The notion of “Open Banking” has been taking the financial sector by storm recently.
Indeed, we have not observed such buzz over a term in the industry since “Fintech” itself was coined.
As with all financial terms, the first question anybody asks is “What the heck does it mean?”
What is Open Banking?
Open banking is a safe and transparent exchange of financial information across channels.
Open banking allows consumers and small businesses “to securely and efficiently transfer their financial data among financial institutions and accredited third party service providers,” according to a working definition from the Canadian government, which observes that “this transfer gives consumers access to a more complete financial picture and other useful services to improve their financial outcomes.”
The principle of open banking is that an individual “has the right to control, edit, manage, and delete information about themselves and decide when, how, and to what extent this information is communicated to others.” Without compromising the safety and security of valuable financial data, of course.
Benefits of Open Banking
For the individual, open banking can connect families to a broader range of budgeting tools and provide financially marginalized Canadians access to automated support to manage their finances. Open banking can also enable Canadians with limited credit history access to credit based on their financial transaction history.
For startups, open banking can facilitate faster adjudication of loans and provide access to new forms of capital. Automated financial tools delivered through an open banking system can streamline the management of bills, invoices, payroll, and taxes to reduce the complications of running a small business.

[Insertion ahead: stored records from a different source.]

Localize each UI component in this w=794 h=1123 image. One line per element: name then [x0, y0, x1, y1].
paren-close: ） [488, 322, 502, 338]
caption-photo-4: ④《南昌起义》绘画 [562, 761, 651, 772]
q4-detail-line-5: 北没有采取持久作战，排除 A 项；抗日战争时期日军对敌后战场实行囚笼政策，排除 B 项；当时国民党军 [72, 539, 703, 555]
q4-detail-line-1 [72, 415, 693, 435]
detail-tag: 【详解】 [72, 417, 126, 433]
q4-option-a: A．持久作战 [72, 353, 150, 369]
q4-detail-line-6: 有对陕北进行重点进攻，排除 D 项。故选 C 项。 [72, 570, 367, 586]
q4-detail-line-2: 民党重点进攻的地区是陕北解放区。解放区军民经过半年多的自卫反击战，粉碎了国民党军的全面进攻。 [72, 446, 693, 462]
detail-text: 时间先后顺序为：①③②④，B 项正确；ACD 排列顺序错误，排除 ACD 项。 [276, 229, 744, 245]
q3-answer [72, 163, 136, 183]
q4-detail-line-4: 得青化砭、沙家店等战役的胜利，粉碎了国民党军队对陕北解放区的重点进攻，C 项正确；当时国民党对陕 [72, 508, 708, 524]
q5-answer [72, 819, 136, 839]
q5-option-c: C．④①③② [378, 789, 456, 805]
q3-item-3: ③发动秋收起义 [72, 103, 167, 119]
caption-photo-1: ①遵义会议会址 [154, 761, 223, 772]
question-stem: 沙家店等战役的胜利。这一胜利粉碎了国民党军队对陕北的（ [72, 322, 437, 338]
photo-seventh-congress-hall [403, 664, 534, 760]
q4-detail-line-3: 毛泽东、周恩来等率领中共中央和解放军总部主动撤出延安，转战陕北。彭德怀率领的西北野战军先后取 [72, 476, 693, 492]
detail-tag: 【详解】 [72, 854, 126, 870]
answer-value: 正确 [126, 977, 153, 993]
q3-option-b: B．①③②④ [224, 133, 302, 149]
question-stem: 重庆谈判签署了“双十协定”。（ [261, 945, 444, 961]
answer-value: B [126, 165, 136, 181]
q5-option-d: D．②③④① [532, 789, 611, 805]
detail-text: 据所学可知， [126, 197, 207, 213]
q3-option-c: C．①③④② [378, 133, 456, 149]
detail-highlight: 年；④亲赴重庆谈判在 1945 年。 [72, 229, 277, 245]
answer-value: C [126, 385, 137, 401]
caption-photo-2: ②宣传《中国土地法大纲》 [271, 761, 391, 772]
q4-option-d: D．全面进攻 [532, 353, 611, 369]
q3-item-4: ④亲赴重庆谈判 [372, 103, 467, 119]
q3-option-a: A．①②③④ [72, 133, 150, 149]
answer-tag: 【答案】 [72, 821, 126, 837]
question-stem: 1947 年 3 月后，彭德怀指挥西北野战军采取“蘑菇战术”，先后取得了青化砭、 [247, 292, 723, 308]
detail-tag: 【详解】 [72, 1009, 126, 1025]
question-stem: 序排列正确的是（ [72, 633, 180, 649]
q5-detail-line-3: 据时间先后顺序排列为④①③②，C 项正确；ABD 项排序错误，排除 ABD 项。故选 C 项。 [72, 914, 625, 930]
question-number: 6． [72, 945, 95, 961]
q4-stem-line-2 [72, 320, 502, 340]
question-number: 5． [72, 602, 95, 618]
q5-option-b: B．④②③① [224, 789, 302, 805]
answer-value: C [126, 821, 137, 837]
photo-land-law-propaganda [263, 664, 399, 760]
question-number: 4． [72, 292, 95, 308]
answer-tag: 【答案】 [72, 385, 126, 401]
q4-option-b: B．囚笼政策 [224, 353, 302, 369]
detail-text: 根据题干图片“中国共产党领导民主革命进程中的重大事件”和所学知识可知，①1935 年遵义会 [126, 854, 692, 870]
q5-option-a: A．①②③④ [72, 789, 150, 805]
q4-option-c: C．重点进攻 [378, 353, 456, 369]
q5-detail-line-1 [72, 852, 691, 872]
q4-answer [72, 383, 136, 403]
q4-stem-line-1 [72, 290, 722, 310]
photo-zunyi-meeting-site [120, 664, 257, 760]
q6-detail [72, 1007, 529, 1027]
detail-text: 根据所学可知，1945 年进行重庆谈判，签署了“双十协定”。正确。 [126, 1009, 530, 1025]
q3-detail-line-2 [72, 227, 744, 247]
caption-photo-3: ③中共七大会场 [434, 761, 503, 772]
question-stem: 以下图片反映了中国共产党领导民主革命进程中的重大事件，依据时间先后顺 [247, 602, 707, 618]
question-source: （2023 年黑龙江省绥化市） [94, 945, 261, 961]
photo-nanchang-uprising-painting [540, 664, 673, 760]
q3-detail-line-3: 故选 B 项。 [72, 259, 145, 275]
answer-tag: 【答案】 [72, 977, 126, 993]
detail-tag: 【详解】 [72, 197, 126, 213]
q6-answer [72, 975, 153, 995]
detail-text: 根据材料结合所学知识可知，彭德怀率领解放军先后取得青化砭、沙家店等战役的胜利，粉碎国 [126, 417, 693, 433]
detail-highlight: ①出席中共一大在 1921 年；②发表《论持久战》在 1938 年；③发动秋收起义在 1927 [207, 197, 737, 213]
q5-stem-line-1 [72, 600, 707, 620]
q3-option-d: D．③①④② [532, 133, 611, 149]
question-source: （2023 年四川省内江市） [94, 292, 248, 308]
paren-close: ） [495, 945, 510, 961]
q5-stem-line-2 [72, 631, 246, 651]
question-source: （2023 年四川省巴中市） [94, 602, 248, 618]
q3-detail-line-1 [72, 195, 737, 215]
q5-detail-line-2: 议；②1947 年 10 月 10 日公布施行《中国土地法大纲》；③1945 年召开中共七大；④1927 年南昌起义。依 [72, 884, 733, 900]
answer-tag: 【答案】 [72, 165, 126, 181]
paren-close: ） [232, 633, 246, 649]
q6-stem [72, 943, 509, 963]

In theory, open banking allows for more innovative, consumer-centric financial services than traditionally provided by an oligopoly of incumbents. While Canada’s Big Five Banks are respected, a wealth of new financial technology in recent years proves that startups can create and push to market solutions which traditional institutions cannot often match.
Follow the Money
Already there is tremendous interest in the concept of open banking and its emerging reality within the Canadian landscape. The government is willing—although slow—to properly flesh out a national open banking framework, and even more telling: the capital industry has spoken.
Many new companies leveraging open banking are securing their bags from private money, including Toronto’s QuadFi, which helps provide personal loans to people with limited credit history, and Relay Financial, also of Toronto, which offers no-fee banking that streamlines day-to-day finance for small business.
South of the border, one big player in the open banking space is Plaid. Recognizing Canada as a financial technology hotspot, Plaid made Canada its first international market in 2019, showing that Silicon Valley is paying attention to how open banking unfolds in our country.
The Future of Open Banking
To determine unfolding, fintech veteran Abraham Tachjian was this year anointed Canada’s “Open Banking Lead” by the federal government.
Based on a report released last year from the Advisory Committee on Open Banking, Tachjian will help the Government of Canada establish an open banking framework that interconnects all sectors while protecting the privacy of financial data, which is a major concern for many Canadians.
The report suggests Canada pursue a “hybrid, made-in-Canada approach that recognizes the potential for government and industry to collaborate, each with appropriate roles.” The implementation of open banking should be a collaborative effort, according to the report, with Industry best placed “to manage the implementation and administration of an open banking system, while Government is needed to establish clear policy objectives, convene participants, and set a framework and timeline.”
Open banking will be successful if the availability of these new services can enhance the welfare of Canadians, support innovation, and drive economic growth without compromising the safety and stability of Canada’s financial system.